Matt appeared in the doorway maybe an hour later. He’d noticed my absence from the party and had come looking for me.
‘You okay, Felix?’ he asked.
‘I’m fine,’ I answered, raising the whisky bottle to support the contention. ‘Doing good here, Matt.’
‘Then do you want to come and join the rest of us? Auntie Lily wants to talk to you about the ghost in her outside loo.’
‘Auntie Lily can whistle for it.’
Matt came forward into the room. He was wearing the scrimshaw cross that Mum had just given him: carved with bas-relief thorns to the point where it looked like a bramble thicket, and with the legend INRI inscribed on a scroll at its centre, it was an object both beautiful and grotesque. He took the whisky bottle from my hand. ‘I think you’ve probably had enough,’ he said gently.
I took it back and poured myself another large one. ‘Probably right there,’ I allowed.
‘Fix–’ Matt hardly ever used my nickname, so this was a sign of some preternatural unbending. ‘I know you could have done with having me around, the past few years. I just — felt that this was something I really needed to do. Something I was meant to do. They say if God wants you to be a priest he speaks inside you so you can’t mistake it. And it was like that, it really was. Like something pulling me, that I couldn’t refuse. But it was terrible having to leave you and Dad. I’m going to try to think of ways to make it up to you.’
‘You are?’ I asked. ‘That’s cool, Matt. You’re a prince.’ He looked pained at the sarcasm, which encouraged me to go on. But I was drunk as a bastard by this time, and it took me a while to think of anything good. I was about to ask him what sort of penance he thought was suitable for sodding off for five years and leaving us all up the Swanee, but the word itself — penance — set off a chain of associations that led to a better idea.
‘Take my confession, Father Castor,’ I said.
Surprise and consternation crossed Matt’s face, but only for a moment.
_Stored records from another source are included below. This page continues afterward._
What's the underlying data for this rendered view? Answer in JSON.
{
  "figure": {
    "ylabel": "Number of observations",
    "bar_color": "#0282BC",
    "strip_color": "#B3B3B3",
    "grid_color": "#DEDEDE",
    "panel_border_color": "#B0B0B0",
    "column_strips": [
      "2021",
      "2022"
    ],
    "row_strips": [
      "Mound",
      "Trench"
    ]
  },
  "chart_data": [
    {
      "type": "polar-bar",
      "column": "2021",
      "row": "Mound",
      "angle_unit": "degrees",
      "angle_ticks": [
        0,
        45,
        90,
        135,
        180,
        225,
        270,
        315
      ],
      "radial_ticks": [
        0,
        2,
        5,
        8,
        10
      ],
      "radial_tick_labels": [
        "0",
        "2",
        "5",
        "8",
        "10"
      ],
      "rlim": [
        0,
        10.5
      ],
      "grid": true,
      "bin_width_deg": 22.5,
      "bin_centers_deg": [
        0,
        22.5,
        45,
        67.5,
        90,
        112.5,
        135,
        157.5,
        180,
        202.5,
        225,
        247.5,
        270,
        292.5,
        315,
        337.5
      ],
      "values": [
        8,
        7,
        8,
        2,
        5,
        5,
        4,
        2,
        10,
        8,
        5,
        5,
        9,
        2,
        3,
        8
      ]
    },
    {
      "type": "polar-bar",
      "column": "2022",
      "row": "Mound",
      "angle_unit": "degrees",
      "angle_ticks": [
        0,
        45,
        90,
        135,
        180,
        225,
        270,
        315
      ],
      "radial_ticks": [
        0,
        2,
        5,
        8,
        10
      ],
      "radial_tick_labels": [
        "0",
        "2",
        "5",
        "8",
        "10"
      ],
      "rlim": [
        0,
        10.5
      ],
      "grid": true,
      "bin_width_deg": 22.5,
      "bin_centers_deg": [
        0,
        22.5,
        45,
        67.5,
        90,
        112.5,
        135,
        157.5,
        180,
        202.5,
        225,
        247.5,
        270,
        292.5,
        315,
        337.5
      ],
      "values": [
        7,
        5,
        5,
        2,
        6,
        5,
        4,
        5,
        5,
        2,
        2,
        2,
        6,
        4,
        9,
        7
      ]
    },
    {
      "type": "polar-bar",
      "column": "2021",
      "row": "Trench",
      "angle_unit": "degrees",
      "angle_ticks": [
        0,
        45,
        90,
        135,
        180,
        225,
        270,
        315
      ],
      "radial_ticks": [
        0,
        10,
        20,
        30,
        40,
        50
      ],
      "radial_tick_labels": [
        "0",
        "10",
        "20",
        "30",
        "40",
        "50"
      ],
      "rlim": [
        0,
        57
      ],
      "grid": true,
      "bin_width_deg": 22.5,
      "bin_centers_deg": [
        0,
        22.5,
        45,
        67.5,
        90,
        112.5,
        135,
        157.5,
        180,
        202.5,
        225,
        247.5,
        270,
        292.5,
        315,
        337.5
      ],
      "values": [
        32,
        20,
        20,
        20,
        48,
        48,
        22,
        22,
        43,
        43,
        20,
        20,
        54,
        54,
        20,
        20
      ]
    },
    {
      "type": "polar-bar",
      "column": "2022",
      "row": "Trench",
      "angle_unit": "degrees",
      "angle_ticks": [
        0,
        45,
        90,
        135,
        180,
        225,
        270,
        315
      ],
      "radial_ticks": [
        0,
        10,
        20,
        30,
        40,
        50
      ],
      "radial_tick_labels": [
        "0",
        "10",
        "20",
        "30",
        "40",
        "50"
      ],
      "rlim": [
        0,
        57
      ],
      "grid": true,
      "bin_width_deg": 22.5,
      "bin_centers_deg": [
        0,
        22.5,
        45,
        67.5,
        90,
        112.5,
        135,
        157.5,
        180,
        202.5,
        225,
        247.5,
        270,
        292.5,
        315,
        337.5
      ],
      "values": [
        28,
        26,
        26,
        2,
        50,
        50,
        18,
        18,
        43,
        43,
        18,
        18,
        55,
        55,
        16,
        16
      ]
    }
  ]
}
He shook his head. ‘If you’re serious about that, Fix, go to St Mary’s and talk to Father Stone. You don’t want absolution from me. I want it from you, but that’s beside the point.’
‘I am serious,’ I persisted. ‘There’s something that’s weighing on my mind. It’s been troubling me for twelve years, and I can’t share it with anyone. Except you, Matt. Because you’re family and this is family business.’
I held him with my stare, like the Ancient Mariner. He wanted to leave — wanted not to have come in here in the first place — but I had him by the balls, from a clerical-pastoral-tragical-historical point of view. He couldn’t say no in case I meant it: and what with the booze and the baggage, that was a question that I couldn’t have answered myself.
Matt sat down on a barrel.
‘Go on,’ he said.
‘Do it properly,’ I slurred.
He took the hit with an impatient gesture. ‘Then stick to the script,’ he countered.
I spoke the familiar, disused words with a prickling sense of unreality. ‘Bless me, father, for I have sinned. It’s been eight years and some odd months since my last confession. I have one sin on my conscience.’
‘Just the one?’
‘Just the one, Matt. I don’t want to keep you from your adoring fans.’
He didn’t answer, so I went on.
‘After Katie died . . .’
The words just hung there. Whatever I’d been about to say drained out of my head like oil from a cracked sump. Nothing came to replace them.
‘After Katie died?’ Matt repeated, prompting me. ‘Go on, Felix. What happened after Katie died?’
Why had I started this? What had been the point of the joke? I filled my glass from the whisky bottle, discovering in the process that it was still full from the last time. The pungent liquid ran down my fingers and spattered on the ground.
‘After Katie died . . . ?’
I couldn’t look at him, so I stared at the brimming glass: at the shivers and ripples chasing themselves across the meniscus. ‘I killed her again.’